We were in good shape, but needed to be in great shape really.
Assuming the sky doesn't fall in and Company of Heroes 2's launch goes as planned, Sega's purchase of the studio marks a happy ending to what's been a tumultuous time for the studio.
Duffy is delighted, of course, but he maintains that he had faith all along that Company of Heroes 2 and Relic would have survived - and thrived - even if Sega hadn't stepped in to save the day.
"We'll get the game out we wanted to get out. Had THQ managed to survive under their new investors, I have a really positive feeling the same conversations would have taken place. We would have had some breathing room to go, okay, we're not tied to that quarter. That quarterly release schedule is challenging for developers, and I think for publishers, too. An extra month or two here and there can make such a difference for a game's perceived quality. It gives us just a little bit more of room.
"Everybody, from Sega on down, in marketing and PR, and all of the groups that are needed to support a game's release, all those people have to jump in. That time to get the game finished, QA and marketing, is short for everybody. But it keeps the intensity up. It's exciting."

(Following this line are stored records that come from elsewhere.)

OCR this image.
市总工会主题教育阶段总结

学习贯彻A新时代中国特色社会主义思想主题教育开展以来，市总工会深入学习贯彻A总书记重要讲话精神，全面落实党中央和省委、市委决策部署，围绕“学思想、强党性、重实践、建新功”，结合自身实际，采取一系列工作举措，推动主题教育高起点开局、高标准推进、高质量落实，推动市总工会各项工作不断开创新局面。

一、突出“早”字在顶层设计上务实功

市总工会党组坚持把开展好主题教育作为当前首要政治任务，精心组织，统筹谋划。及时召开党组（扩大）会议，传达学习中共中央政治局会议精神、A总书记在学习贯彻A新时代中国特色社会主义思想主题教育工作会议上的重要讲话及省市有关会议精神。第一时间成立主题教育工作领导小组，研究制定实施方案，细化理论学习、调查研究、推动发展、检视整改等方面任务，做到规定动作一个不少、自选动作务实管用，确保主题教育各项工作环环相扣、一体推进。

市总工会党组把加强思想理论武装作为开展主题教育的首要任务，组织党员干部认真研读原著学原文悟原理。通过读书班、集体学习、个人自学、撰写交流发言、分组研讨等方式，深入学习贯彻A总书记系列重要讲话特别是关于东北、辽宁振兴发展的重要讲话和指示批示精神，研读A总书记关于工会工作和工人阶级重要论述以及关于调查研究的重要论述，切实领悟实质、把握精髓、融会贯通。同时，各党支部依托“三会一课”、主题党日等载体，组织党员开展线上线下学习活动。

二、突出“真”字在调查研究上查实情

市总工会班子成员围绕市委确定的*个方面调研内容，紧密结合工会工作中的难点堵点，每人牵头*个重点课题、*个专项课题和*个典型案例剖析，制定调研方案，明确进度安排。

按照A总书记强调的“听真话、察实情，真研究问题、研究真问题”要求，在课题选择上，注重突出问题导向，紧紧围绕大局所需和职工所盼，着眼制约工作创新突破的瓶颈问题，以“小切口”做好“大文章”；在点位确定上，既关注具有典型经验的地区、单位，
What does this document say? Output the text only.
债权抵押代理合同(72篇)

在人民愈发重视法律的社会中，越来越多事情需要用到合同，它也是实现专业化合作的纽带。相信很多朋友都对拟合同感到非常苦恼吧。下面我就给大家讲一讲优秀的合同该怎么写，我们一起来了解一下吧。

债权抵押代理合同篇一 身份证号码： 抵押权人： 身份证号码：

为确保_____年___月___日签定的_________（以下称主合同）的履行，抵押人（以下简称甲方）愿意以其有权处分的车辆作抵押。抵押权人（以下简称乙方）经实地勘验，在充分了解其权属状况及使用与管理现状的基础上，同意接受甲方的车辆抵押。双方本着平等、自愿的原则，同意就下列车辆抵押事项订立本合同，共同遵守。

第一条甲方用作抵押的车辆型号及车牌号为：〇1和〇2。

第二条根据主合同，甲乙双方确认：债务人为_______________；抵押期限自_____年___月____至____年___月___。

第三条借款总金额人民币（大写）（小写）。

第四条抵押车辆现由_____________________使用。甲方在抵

Now, with Relic's wellbeing secured and Company of Hereos 2 in open beta, Duffy can afford a moment to think about the future. While Duffy and Lee were in London to show the game to press they popped along to see their new real-time strategy brethren at Creative Assembly in Horsham, West Sussex, home of the Total War series, among others. Now Sega has two top-class RTS developers at its disposal, and the Total War, Company of Heroes and fantasy Warhammer IP under lock and key. It's an exciting time for PC gamers.
"It's never too early," Duffy says on whether plans have been made for Relic's next game. "The necessity of development is, we don't work up to the end day on this and just stop and start on something else. We've got to start those plans weeks ahead. Months ahead in some cases.
"So while we're working on Company of Heroes 2, we're also thinking about what we want to do continuing forward in the franchise." Whatever it ends up being, Relic will enjoy the comfort of knowing its publisher isn't going away any time soon.